About six months passed and nobody called me from human resources. After doing some investigation, I learned that a para-educator is one of many positions that MCPS hires from current employees and it is only in some cases that they may hire a para-educator from outside the company. A couple of months later I received a job offer from MCPS, which was driving a school bus. I was happy and sad: happy, because I had a chance to get some kind job at MCPS, and sad because I had to settle for driving a bus. They explained to me that the most difficult part is to get into the school system and after that it will be much easier to transfer to a different position. They also explained that they will consider my degree as a Bachelor’s Degree and that qualifies me to apply for para- educator positions, and I will have a high chance at securing a para-educator job in future. That is why I have been a school bus drive since 2010. I drive special education students. My students are autistic and go to a special school. I know every one of them very well, and enjoy driving them. I was so proud when one the mothers of my students told me that I was the first driver to pay attention to every detail about her son’s actions and attitude, and she thanked me so much for being very professional and sensitive to this.

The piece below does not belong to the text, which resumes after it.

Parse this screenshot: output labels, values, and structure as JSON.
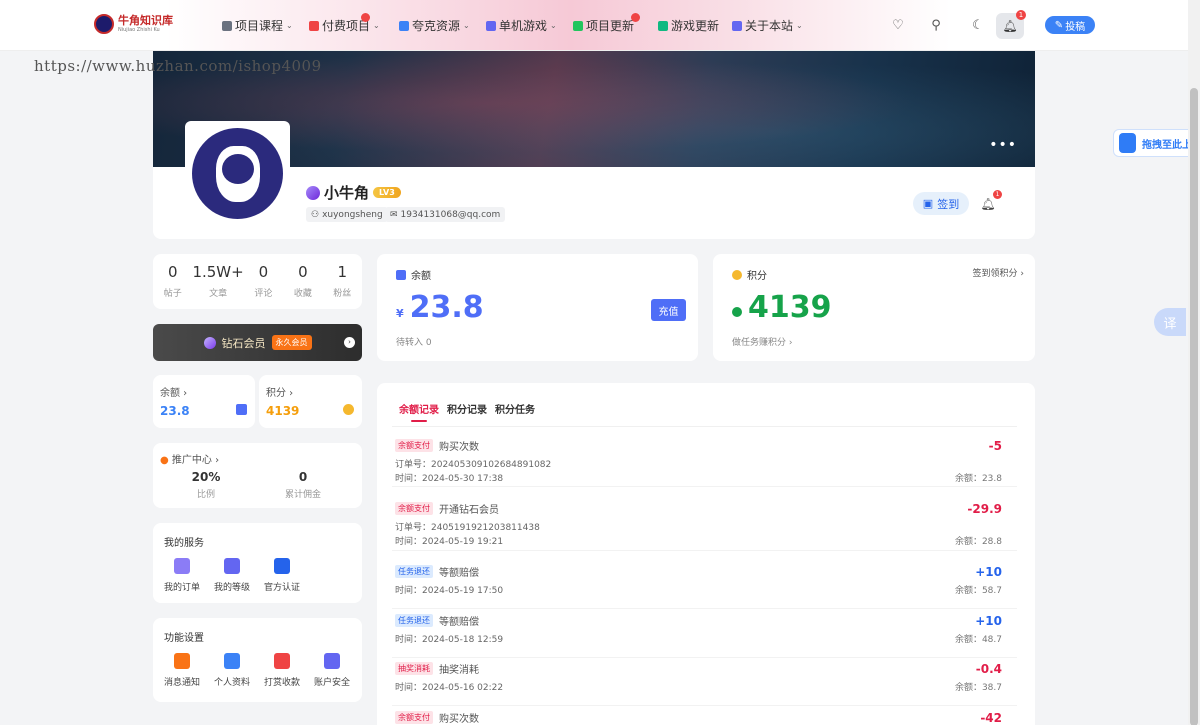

My next step to getting closer to my goal is to become a para-educator, which means applying for all the para-educator positions available. I only apply for elementary schools because that is the age group that I would like to work with. So far I have been to two interviews. This may take time, but I will be patient. Being a para- educator gives me the practical experience that I need, while qualifying me to get my master`s degree, which is also the Maryland teaching certificate through MCPS’ sponsorship with most local universities, including the University of Maryland and Towson. MCPS will pay for my tuition, and my job as a special education teacher will be guaranteed. One step at a time, this is my philosophy right now. In order to be able to apply for a master`s degree, I need to complete the courses which I need for the general education. Those courses are: EN101, EN102, a three credits computer course – such as computer applications – and speech. I am now working on completing those courses and at a same time waiting for more interviews to come. And hopefully I will be hired the next time.
Since I moved to the U.S, I have been waiting for a long time before I could take my first steps towards my career goal. The process has been challenging, especially the time when I had to wait 10 years to receive information from the Iranian school I attended. I have also had to learn a considerable amount about the career in which I want to work. Through it all, I feel that I have grown and a person, and am reader to use the courage and hard work that I have to reach my goal.
The Quote Garden. Teacher Appreciation Quotation, 2012. Web. 28 July 2012.
Mahany-Castro,Christy. Building Transitional Program for Students with Diabilities: How to
Navigate the Course of Their Lives. 2010. Ebook collection. Web. 28 July 2012.
Occupational Outlook Handbook. 2012. Web. 28 July 2012.